Market Brief: 12/27/22 – Will Tax-Loss Sellers Become Tax-Loss Buyers?

The Week Behind

In the week ahead of the Christmas Holiday, as expected, volume was lean. I think this contributed to the magnitude of the volatility experienced as the Bank of Japan (BoJ) made a major policy change, influential companies reported earnings, and economic data was hotter than expected. Only the DOW managed to eke out a gain, adding ~0.86%. The S&P dropped ~0.20%. Damage continued to mount in the NASDAQ, losing ~2%.  

 Highlights

  • The BoJ joined central banks around the world in tightening financial conditions to fight inflation. While Japanese inflation tends to trend lower than the rest of the world, it has finally reached a level warranting action. Prior to this week’s announcement, the BoJ had been dovish.
  • On Wednesday, FedEx (FDX) and Nike (NKE) both reported earnings. Given the geographic reach of their end markets, the results suggest the consumer is still resilient and that the reopening of the Chinese economy is underway. Their guidance implies each company’s management team believes these trends will continue.
  • Thursday, U.S. Final QoQ GDP growth printed above the 2.9% consensus at 3.2%, which implies the Fed may need to be harsher than anticipated. 

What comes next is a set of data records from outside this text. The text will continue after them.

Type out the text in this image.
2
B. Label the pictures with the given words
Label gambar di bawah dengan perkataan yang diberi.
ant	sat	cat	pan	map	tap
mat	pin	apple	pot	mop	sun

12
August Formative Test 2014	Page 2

From Tax-Loss Selling to Buying

For those of you not familiar, tax-loss selling (or tax-loss harvesting) occurs when an investor sells all or part of a stock position at a loss to offset taxable gains made in that same position or elsewhere in the portfolio. The funds raised are typically reallocated to a better-suited company in the same space (exchanging LYFT for UBER, FDX for UPS, etc…) or to other places in the portfolio depending on the manager’s macroeconomic thesis. 

Given the abysmal year for equities, some theorize there may be more investors participating in tax-loss selling this year than in recent years past. Backing this hypothesis, BofA (Bank of America) reported the largest ever recorded equity fund outflows last week. Assuming this hypothesis is true, then stock prices have experienced more downward pressure than usual. Ultimately, when there are more sellers than buyers, prices go down. However, it is then also true that there is more dry powder than usual to redeploy as the calendar turns from 2022 to 2023. 

There is technically still one week left in 2023, but, given the BofA report and my expectation that many fund managers will still be on holiday, I think the worst of the tax-loss selling pressure is behind us. While I cannot promise these tax-loss sellers will become tax-loss buyers, it is reasonable to expect that this incremental seller is done selling, which is bullish. 

The Week Ahead  

With everyone on a well-deserved vacation, there is no one to host and attend earnings calls or Fed speakers. We’ll get the bare minimum from economic releases. Wednesday, pending home sales hits. Thursday, weekly jobless update. Friday, Chicago PMI.  

What News Is Bullish?

Last week, we covered why the relationship between yields and equities had reversed. It made me wonder if the goal posts had shifted elsewhere. Specifically, now that declining yields are bearish because they signal growth is slowing too much at the hands of the Fed, I thought that economic data indicating the same economic weakness might begin to be interpreted similarly. For now, that does not appear to be the case. Bad news is still bullish. Economic data suggesting the economy is slowing and jobs data suggesting unemployment is rising are both still perceived as bullish because both still imply the Fed will stop sooner rather than later. At some point, I imagine bad news for the economy will be bad news for the stock market. Clearly, given Thursday’s downward action on a positive GDP revision, we are not there yet. I have some theories as to when that may occur but none with enough rigor worth putting stock into.

I hope you all had a relaxing Christmas Holiday surrounded by family and friends. I appreciate your willingness to support my writing by receiving these emails. In the new year, I look forward to unveiling a website with all of the prior briefs as well as additional notes and opportunities I see forming in the market. When I get it done, you all will be the first to know. Thank you again. Merry Christmas, Happy Holidays, and a Happy New Year.